Men with Jacobs syndrome are blessed with not one, but two, Y chromosomes. Unlike most chromosome disorders, men with an extra Y are clinically unremarkable. Most XYY men remain undiagnosed and lie below the clinical radar. They don't suffer major organ defects or look odd. They do have a tendency to tallness due to a double dose of stature genes and their average IQ, as a collective group, is lower (10 to 15 points) than the general male population. For the most part, the IQs of XYY men lie within the normal or low normal range, whilst some may exhibit a degree of mild mental deficit.
When Jacobs syndrome was first discovered, the presence of the extra chromosome gave rise to the unfortunate designation of 'Super male'. If one Y is required for maleness, then surely two would result in a highly masculinised male. This view became reinforced when it was discovered that XYY males were found to be enriched in the prison system. In the general population, the incidence of the condition is about one in a thousand men. However, when we observe the prison population the incidence rises to one in a hundred. Early speculation centred on the possibility that XYY men were highly aggressive and therefore more likely to be involved in violent crime. However, when further investigated it became apparent that the type of crimes committed by these men was no different from the majority of inmates- low-level crime, mostly theft and damage to property Thus it seems that XYY inmates are not 'Super' in any respect, just petty criminals.

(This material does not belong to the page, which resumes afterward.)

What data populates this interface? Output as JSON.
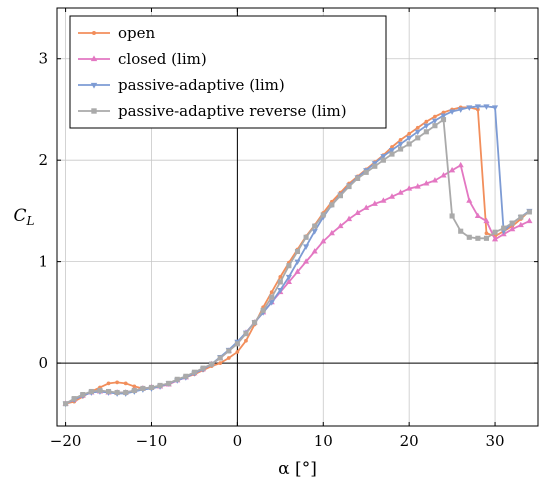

The association of the condition with criminality became enshrined in the British consciousness due to a popular television series of the 70s, called 'XYY Man'. The underlying premise throughout the series centres on the main character who is driven to crime as a consequence of his extra Y chromosome. This raises an interesting side issue not pursued by the series: To wit, if the man has no choice in his actions due to innate programming is he considered morally culpable for his wrong doing? If it can be determined that he is unable to restrain his criminal activity because of the extra chromosome, would it be right to punish him for his transgressions? This highlights an interesting ethical conundrum not easily resolved. Sadly, I don't have space in this article to consider the dilemma, here. Digression endeth.

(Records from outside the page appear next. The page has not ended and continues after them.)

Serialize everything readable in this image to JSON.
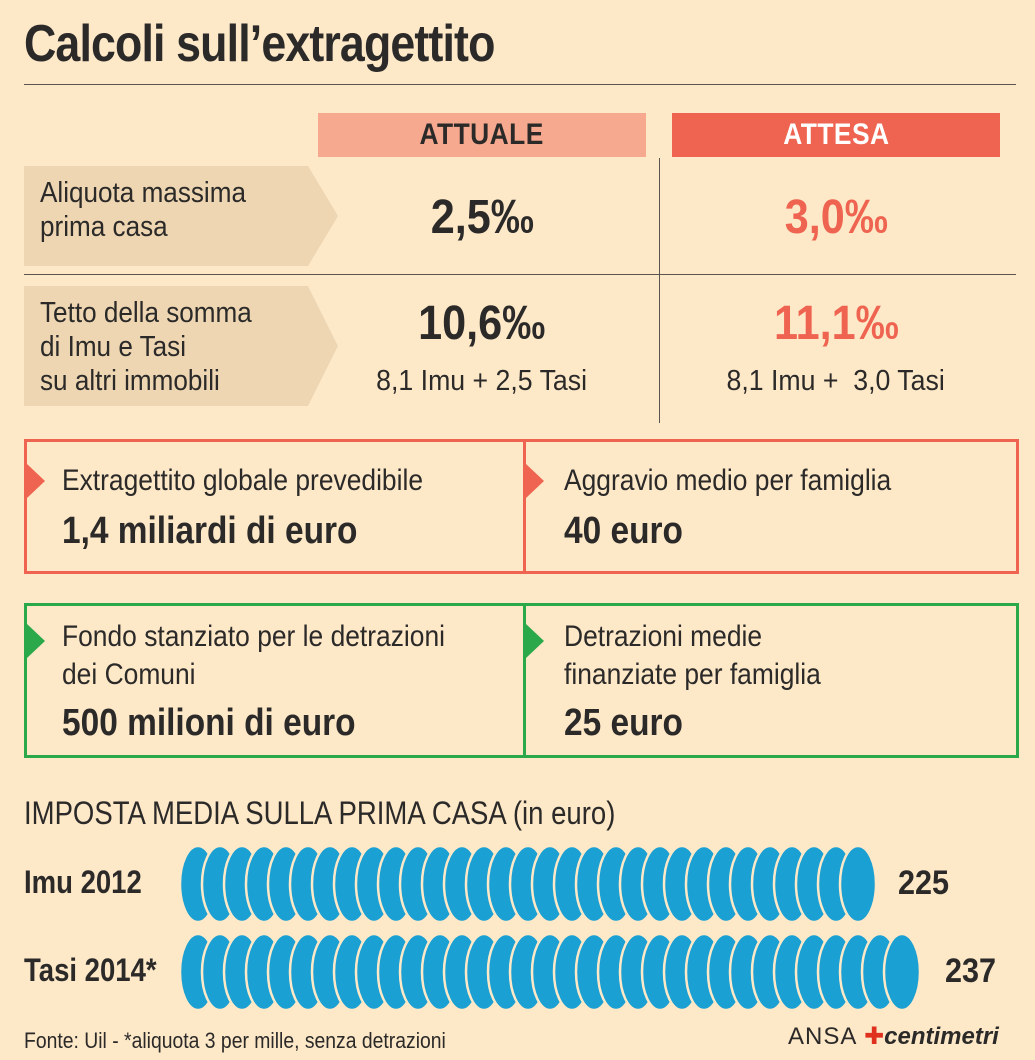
{
  "title": "Calcoli sull’extragettito",
  "columns": {
    "actual": "ATTUALE",
    "expected": "ATTESA"
  },
  "rows": [
    {
      "label": "Aliquota massima\nprima casa",
      "actual": "2,5‰",
      "expected": "3,0‰"
    },
    {
      "label": "Tetto della somma\ndi Imu e Tasi\nsu altri immobili",
      "actual": "10,6‰",
      "actual_detail": "8,1 Imu + 2,5 Tasi",
      "expected": "11,1‰",
      "expected_detail": "8,1 Imu +  3,0 Tasi"
    }
  ],
  "boxes_red": [
    {
      "desc": "Extragettito globale prevedibile",
      "value": "1,4 miliardi di euro"
    },
    {
      "desc": "Aggravio medio per famiglia",
      "value": "40 euro"
    }
  ],
  "boxes_green": [
    {
      "desc": "Fondo stanziato per le detrazioni\ndei Comuni",
      "value": "500 milioni di euro"
    },
    {
      "desc": "Detrazioni medie\nfinanziate per famiglia",
      "value": "25 euro"
    }
  ],
  "colors": {
    "background": "#fde8c8",
    "actual_header": "#f7a98f",
    "expected_accent": "#ef6450",
    "green_accent": "#2aa84a",
    "coin": "#1aa0d2"
  },
  "chart_data": {
    "type": "bar",
    "orientation": "horizontal",
    "title": "IMPOSTA MEDIA SULLA PRIMA CASA (in euro)",
    "categories": [
      "Imu 2012",
      "Tasi 2014*"
    ],
    "values": [
      225,
      237
    ],
    "value_labels": [
      "225",
      "237"
    ],
    "mark": "stacked coins"
  },
  "footer": {
    "source": "Fonte: Uil - *aliquota 3 per mille, senza detrazioni",
    "brand_ansa": "ANSA",
    "brand_sep": "✚",
    "brand_cm": "centimetri"
  }
}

So why is it we see a greater incarceration rate amongst these men? The ultimate answer is rather mundane. When we sample the IQ amongst prison inmates it tends toward 10 to 15 points lower than the general population. Should we be surprised, that stupid folk make stupid decisions in their life? Tis a simple matter of IQ demographics. Ain't dat the sad truth?
It would be wrong to label XYY men as criminals or potential criminals, unless incarcerated. The majority lead uneventful lives and remain, unrecognised by the public, doctors, and the judiciary system. That aside, if one of these 'unremarkable males' appeared in my home, brandishing a pointed stick, or even a bunch of sundry fruit, I would gun him down like a dog and move the corpse to my son in law's pig farm where the unclean and besmirched corpse would become an integral part of the porcine faecal environment. Nuff said.